It was billed as the "most important vice-presidential debate in history".
US Vice-President Mike Pence and his Democratic challenger Kamala Harris took to the stage for a 90-minute debate in Salt Lake City, Utah on Wednesday.
The debate was moderated by Susan Page, Washington bureau chief of USA Today.
Coronavirus safety measures were stepped up following the recent presidential debate, with plexiglass dividers in place between the two candidates.
And Harris and Pence were placed 12ft (3.6m) apart from one another.
Guests and candidates were tested for Covid-19 beforehand and anyone who refused to wear a mask was told by the organisers, the Commission on Presidential Debates, that they would be "escorted out".
This followed concern after the first presidential debate when several members of Donald Trump's family sat in the audience without a mask.
Harris is the first black and Asian-American woman on a presidential ticket.
She has been a senator in California since 2017 and is a former prosecutor and state attorney general.
In picking veteran politician Mike Pence as his vice-president in 2016, Mr Trump was seen to have opted for a safe choice who could help secure him the evangelical Christian vote.
Joe Biden, Mr Trump's Democratic challenger for the presidency, has led most national polls since the beginning of the year.
The first question in the debate was on coronavirus - to date, 210,000 Americans have died from Covid-19.
Mr Pence is in charge of the presidential task force on the pandemic.
Directly addressing the audience, Senator Harris accused the Trump administration of knowing what would happen with the health crisis: "They knew and they covered it up."
"They minimised the seriousness of it," she said.

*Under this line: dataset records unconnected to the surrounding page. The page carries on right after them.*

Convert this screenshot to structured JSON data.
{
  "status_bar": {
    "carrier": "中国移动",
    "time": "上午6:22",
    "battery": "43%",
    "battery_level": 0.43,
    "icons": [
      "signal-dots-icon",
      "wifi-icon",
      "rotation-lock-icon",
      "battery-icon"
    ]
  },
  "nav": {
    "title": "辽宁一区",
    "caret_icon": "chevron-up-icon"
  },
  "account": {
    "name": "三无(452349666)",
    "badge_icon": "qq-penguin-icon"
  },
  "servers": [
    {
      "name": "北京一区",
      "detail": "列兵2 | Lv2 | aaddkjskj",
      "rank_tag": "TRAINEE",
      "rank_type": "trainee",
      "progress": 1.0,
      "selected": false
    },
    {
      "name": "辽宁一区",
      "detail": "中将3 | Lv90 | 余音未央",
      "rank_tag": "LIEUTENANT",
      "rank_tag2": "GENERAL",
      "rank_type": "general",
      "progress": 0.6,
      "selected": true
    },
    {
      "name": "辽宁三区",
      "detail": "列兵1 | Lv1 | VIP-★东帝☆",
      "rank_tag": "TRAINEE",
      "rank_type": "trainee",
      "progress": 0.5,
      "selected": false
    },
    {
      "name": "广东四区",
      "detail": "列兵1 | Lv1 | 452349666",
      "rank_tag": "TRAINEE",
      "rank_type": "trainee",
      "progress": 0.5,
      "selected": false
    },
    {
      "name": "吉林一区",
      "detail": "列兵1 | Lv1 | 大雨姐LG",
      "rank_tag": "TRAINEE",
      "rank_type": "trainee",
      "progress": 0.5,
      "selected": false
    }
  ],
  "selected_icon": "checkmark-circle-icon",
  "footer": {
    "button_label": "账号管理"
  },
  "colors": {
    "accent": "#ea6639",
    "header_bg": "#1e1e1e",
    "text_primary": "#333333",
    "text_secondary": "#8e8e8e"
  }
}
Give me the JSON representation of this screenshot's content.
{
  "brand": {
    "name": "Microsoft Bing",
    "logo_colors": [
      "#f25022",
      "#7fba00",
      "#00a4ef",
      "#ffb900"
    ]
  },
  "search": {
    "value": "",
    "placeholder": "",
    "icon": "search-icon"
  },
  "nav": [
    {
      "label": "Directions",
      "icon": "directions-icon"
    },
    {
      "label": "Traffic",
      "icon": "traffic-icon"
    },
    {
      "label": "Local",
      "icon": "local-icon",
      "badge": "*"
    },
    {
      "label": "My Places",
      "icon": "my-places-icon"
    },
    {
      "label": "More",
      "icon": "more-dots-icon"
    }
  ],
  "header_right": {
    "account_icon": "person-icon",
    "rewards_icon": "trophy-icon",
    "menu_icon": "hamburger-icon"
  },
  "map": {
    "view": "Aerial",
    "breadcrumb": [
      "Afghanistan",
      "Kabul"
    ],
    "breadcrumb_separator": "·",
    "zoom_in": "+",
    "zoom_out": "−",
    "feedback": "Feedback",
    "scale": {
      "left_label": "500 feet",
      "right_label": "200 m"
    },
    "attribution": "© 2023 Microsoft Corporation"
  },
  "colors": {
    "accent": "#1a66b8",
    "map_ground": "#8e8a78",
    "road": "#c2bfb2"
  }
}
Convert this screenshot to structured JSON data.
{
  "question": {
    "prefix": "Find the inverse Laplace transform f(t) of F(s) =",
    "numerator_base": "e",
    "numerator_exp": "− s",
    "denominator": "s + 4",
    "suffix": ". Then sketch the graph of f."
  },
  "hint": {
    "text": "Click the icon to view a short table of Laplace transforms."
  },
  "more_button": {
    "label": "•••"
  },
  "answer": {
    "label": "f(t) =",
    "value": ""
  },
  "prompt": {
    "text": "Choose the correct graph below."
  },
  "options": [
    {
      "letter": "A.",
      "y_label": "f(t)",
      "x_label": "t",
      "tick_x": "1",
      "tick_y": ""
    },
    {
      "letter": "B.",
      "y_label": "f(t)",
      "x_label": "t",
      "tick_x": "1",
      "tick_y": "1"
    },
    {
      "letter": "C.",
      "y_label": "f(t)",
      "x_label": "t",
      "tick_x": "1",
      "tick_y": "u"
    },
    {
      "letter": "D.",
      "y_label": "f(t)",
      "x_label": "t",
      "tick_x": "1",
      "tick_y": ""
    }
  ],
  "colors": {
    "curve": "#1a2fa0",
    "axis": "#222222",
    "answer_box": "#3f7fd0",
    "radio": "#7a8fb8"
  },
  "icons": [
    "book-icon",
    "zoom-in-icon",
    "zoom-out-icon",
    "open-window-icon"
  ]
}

Moderator Susan Page asked why the death toll as a percentage of the US population is higher than nearly any nation on earth - and twice that of neighbouring Canada.
"From the very first day Donald Trump has put the health of Americans first," Mr Pence said.
Mr Trump, he said, "did what no other president had ever done - suspended all travel from China, the second largest economy in the world".
The US did issue a travel ban on China, however, thousands of people were exempt.
Susan Page pointed out to each candidate that they would each be the vice-president to the oldest US president in history.
The moderator asked them whether candidates should release their health records.
Senator Harris said she supported transparency of medical records - as well as tax records.
Ms Harris pointed to recent reports in the New York Times which said the president had paid little to no tax over the past two decades.
Mr Pence said those reports were untrue.
Then, during the debate, a fly landed on Mr Pence's head and quickly found stardom on social media.
A Twitter page dedicated to the fly amassed thousands of followers.
Joe Biden then tweeted a picture asking for a political donation which could "help this campaign fly".
The debate moved on to the topic of climate change. Mr Pence said he was proud of the administration's record on the environment and conservation.
But Senator Harris pointed out that her home state of California was burning due to wildfires.
"We have seen a pattern with this administration and that is they don't believe in science," she said.
The debate moved on to criminal justice and race issues.
When discussing Breonna Taylor, a Black medical worker who was shot and killed by Louisville police officers in March, Ms Harris said her life was taken "unjustifiably, tragically, violently".
Vice-President Pence said there was no excuse for rioting and looting amid protests against racism.
He pushed back against the idea that America is a racist country.
The final question was on the election itself.
On the election, Ms Harris said: "Vote! Please! Vote early! Come up with a plan to vote... We have it within our power in these next 27 days" to change the next four years.
Mr Pence said: "First and foremost I think we're gonna win this election".
He was asked what his role would be in the event that President Trump refused to accept a loss in November.
"When you talk about accepting the outcome of the election, I must tell you, your party has spent the last three and half years trying to overturn the results of the last election," he said to Ms Harris.
At the end of the only vice-presidential debate of 2020, the candidates were joined on stage by their spouses.